Caminar por el puerto de Vigo en una mañana despejada tiene un efecto casi terapéutico. Dejo atrás el bullicio de la ciudad, los monitores y las interminables horas diseñando arquitecturas web, flujos de tráfico y estrategias de directorios digitales. Hoy, la única navegación que me interesa es la que corta el agua salada de la ría. Nos dirigimos al embarcadero con los billetes listos para subir al catamaran mar de ons, un ritual que, por muchas veces que lo repita, nunca pierde su magnetismo. Las Cíes nos esperan dibujadas en el horizonte, alzándose como guardianas de piedra y arena blanca frente a la inmensidad del océano.

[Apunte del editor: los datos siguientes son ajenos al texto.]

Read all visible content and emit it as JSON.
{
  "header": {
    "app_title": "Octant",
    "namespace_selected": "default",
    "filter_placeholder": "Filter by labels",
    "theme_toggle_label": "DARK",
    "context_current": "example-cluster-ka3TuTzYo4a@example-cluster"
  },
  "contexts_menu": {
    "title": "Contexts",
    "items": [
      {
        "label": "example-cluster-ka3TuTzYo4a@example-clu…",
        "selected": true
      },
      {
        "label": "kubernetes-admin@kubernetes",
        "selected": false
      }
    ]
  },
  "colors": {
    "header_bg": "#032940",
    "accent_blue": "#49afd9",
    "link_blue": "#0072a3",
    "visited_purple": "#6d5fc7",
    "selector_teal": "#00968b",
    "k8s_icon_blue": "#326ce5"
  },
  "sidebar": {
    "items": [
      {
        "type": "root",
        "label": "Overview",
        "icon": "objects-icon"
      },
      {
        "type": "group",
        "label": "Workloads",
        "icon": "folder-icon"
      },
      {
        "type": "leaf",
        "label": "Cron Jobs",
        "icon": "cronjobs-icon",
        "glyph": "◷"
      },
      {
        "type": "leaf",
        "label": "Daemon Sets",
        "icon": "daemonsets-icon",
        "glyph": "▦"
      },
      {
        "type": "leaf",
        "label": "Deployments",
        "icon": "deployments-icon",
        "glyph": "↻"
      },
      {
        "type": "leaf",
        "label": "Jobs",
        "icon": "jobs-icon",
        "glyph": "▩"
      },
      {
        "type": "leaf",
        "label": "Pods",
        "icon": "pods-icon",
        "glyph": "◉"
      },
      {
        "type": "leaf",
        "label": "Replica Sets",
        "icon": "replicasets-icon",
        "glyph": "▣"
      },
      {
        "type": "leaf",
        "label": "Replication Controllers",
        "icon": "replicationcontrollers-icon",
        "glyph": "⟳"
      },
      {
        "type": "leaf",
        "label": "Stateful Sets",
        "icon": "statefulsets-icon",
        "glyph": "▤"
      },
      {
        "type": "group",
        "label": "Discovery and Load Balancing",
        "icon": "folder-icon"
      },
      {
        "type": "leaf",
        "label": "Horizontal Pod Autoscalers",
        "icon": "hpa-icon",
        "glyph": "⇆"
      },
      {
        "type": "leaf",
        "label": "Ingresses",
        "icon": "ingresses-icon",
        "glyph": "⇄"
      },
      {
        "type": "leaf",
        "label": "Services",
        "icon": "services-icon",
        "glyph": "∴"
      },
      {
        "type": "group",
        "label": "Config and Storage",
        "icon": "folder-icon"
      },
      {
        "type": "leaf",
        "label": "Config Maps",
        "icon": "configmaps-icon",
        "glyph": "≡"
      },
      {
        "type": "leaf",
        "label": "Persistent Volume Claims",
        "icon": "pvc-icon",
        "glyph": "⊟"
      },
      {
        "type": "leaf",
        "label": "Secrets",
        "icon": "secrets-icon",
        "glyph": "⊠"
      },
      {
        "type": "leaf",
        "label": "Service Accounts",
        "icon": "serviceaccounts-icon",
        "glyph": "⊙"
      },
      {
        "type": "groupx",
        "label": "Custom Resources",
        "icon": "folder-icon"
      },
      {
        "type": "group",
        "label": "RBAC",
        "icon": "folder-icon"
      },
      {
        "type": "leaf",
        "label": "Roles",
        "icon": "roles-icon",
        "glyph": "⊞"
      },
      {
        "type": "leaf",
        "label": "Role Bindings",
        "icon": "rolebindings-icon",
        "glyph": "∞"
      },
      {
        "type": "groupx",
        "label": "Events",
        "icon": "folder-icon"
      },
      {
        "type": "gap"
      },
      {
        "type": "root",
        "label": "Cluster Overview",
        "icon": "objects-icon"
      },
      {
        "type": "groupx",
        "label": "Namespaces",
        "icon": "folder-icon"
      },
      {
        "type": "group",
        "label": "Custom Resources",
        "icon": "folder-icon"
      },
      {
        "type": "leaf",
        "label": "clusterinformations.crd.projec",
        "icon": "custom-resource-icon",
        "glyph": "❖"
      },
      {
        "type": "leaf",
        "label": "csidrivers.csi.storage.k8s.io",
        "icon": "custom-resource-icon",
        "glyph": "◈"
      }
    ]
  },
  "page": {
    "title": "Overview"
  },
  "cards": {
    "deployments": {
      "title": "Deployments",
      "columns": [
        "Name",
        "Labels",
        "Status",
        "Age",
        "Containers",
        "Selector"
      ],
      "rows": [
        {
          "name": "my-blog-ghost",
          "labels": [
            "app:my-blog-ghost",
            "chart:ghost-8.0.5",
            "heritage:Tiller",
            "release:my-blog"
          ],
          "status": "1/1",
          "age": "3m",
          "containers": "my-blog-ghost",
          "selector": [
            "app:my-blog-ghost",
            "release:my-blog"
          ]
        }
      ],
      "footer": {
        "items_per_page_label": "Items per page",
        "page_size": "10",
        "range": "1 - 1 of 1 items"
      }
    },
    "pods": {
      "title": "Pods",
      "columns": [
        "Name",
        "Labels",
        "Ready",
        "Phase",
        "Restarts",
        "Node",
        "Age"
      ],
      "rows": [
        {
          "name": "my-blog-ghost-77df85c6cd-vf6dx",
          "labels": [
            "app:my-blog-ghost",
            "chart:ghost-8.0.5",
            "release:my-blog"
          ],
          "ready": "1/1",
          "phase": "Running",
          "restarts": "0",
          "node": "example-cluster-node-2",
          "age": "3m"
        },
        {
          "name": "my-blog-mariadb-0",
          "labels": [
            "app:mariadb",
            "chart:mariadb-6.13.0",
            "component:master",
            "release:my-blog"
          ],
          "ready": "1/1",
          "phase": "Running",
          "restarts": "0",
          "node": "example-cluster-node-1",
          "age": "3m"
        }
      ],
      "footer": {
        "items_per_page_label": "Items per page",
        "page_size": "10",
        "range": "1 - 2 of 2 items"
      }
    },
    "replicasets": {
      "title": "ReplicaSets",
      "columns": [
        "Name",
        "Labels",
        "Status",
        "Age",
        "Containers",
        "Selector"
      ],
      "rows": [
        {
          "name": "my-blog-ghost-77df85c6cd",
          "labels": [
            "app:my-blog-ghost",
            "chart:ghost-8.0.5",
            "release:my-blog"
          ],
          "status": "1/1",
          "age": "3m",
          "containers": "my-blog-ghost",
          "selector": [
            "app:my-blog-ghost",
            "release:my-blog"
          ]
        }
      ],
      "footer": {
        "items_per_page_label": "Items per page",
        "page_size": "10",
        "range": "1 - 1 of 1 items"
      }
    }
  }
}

En cuanto ponemos un pie en la cubierta del barco y los motores cobran vida, el cambio de chip es automático. Me coloco los auriculares y elijo una sesión de high-tech minimal; los ritmos hipnóticos y precisos del techno se mezclan curiosamente bien con la brisa atlántica y el vaivén de las olas mientras dejamos atrás la silueta industrial y portuaria de nuestra ciudad. A mi lado, mi pareja comparte esa misma sensación de anticipación tranquila. Es nuestra escapada perfecta, un paréntesis absolutamente necesario para resetear la mente. Aunque siempre nos da un pequeño pellizco dejar en casa a Leo, nuestro labrador de pelaje color miel, y al gato, sabemos que este parque nacional protegido exige un respeto total por su frágil ecosistema, y ellos se quedan tranquilos en las mejores manos.

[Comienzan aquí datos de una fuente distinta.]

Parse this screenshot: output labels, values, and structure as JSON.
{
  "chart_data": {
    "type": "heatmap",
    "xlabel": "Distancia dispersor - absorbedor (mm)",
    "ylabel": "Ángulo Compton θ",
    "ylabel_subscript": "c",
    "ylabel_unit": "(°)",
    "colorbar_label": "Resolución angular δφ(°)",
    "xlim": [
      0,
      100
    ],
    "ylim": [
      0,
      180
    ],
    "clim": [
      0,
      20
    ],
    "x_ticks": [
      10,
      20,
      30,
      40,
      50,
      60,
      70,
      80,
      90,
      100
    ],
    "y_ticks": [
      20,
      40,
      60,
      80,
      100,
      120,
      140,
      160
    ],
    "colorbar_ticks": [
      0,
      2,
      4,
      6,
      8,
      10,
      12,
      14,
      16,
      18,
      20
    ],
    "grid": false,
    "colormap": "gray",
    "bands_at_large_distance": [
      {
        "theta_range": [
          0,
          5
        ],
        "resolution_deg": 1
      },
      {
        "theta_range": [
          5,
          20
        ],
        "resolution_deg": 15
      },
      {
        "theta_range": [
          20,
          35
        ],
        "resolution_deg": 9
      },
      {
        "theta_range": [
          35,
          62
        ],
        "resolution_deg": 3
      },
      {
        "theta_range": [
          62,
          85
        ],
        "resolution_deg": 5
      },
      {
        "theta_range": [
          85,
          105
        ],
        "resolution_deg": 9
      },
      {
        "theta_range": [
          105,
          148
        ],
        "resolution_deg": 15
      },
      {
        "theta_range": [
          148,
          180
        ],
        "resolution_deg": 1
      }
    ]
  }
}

La travesía dura apenas tres cuartos de hora, pero funciona como el preludio idóneo. Ver cómo el archipiélago va creciendo frente a nosotros, revelando la inmensa medialuna de la playa de Rodas y el verde profundo de sus pinares, justifica cada minuto a bordo. Es casi inevitable que, por pura deformación profesional, al contemplar este paisaje mi cerebro conecte con su enorme potencial internacional, imaginando la arquitectura de información perfecta y el dominio ideal para mostrar este rincón al mundo. Sin embargo, hago un esfuerzo consciente por silenciar esa faceta analítica; la majestuosidad de estas islas me recuerda que hay cosas que no necesitan optimización alguna para brillar. Su belleza es orgánica, cruda y rotunda.

Al atracar en el muelle, el profundo zumbido del motor del catamarán da paso al graznido de las gaviotas y al romper del agua cristalina —y gélida, no nos vamos a engañar— contra la arena. Descender por la pasarela es como cruzar un portal hacia otra dimensión, una donde el tiempo parece detenerse por completo.

Tener esta maravilla natural a menos de una hora de casa es un privilegio absoluto. Caminar por la ruta del Faro, anticipar el sabor de unas buenas nécoras o unos camarones de la ría que seguramente caerán a la vuelta, y respirar este aire es el mejor combustible posible. Cuando la tarde caiga y volvamos a subir al barco rumbo a la península, lo haré con la mente despejada, listo para enfrentarme de nuevo a los servidores, al código y al ritmo de la agencia, sabiendo que mi refugio siempre estará ahí, a un viaje en catamarán de distancia.